Im oben erwähnten Blog wurde aufgezeigt, dass durch ein detailliertes Zahlungsprotokoll fehlerhafte Aufträge automatisiert erkannt und zur Korrektur vorgelegt werden können, eine Korrektur der Stammdaten ermöglicht wird und der Abklärungsaufwand bei Zahlungseingängen minimiert wird.
Dies ist jedoch erst der Anfang: Die Kampagne von SIX Interbank Clearing und auch aktuelle Veranstaltungen wie die „Scientifica“, bei der sich Anfang September die ETH Zürich die Frage stellt „Was Daten verraten?“, zeigen auf, dass wir immer vernetzter werden und die virtuelle Welt weiter sehr stark auf dem Vormarsch ist.

Wie passt nun die „Harmonisierung Zahlungsverkehr Schweiz“ in den Gesamtkontext?
Es ist zwar nur ein kleiner Teil, aber wenn im IoT, dem „Internet of Things“, ein Kühlschrank künftig Milch oder die Waschmaschine Waschpulver bestellt (und bezahlt), muss die Datengrundlage stimmen.

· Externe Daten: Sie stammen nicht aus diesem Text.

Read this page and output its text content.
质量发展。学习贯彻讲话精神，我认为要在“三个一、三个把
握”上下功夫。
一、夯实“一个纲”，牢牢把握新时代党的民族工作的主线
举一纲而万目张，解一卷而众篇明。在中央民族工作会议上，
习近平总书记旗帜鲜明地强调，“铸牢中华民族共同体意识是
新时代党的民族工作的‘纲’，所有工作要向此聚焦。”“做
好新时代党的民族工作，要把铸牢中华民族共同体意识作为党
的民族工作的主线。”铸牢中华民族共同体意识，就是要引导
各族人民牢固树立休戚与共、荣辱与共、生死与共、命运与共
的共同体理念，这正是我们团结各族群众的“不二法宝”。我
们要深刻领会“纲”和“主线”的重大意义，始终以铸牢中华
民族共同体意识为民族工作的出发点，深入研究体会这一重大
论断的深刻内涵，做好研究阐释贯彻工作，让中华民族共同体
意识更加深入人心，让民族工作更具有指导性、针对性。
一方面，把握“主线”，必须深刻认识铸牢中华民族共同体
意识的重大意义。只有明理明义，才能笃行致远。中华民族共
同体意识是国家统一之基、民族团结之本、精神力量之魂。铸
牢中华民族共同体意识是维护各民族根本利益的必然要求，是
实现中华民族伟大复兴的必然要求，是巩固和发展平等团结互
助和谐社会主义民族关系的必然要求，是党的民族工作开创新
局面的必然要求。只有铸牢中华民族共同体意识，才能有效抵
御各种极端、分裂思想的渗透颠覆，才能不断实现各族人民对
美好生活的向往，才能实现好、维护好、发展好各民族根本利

Auch unter PSD2, die eine weitere Öffnung der Bankzugänge für Drittanbieter für Kontoreporting und Zahlungsauslösung vorsieht, sind entsprechende Ansätze vorhersehbar.

Fazit: Auch wenn es im ersten Moment „nur“ die Harmonisierung des Zahlungsverkehrs ist, so legen wir doch damit schon heute den Grundstein für eine immer stärker vernetzte Welt.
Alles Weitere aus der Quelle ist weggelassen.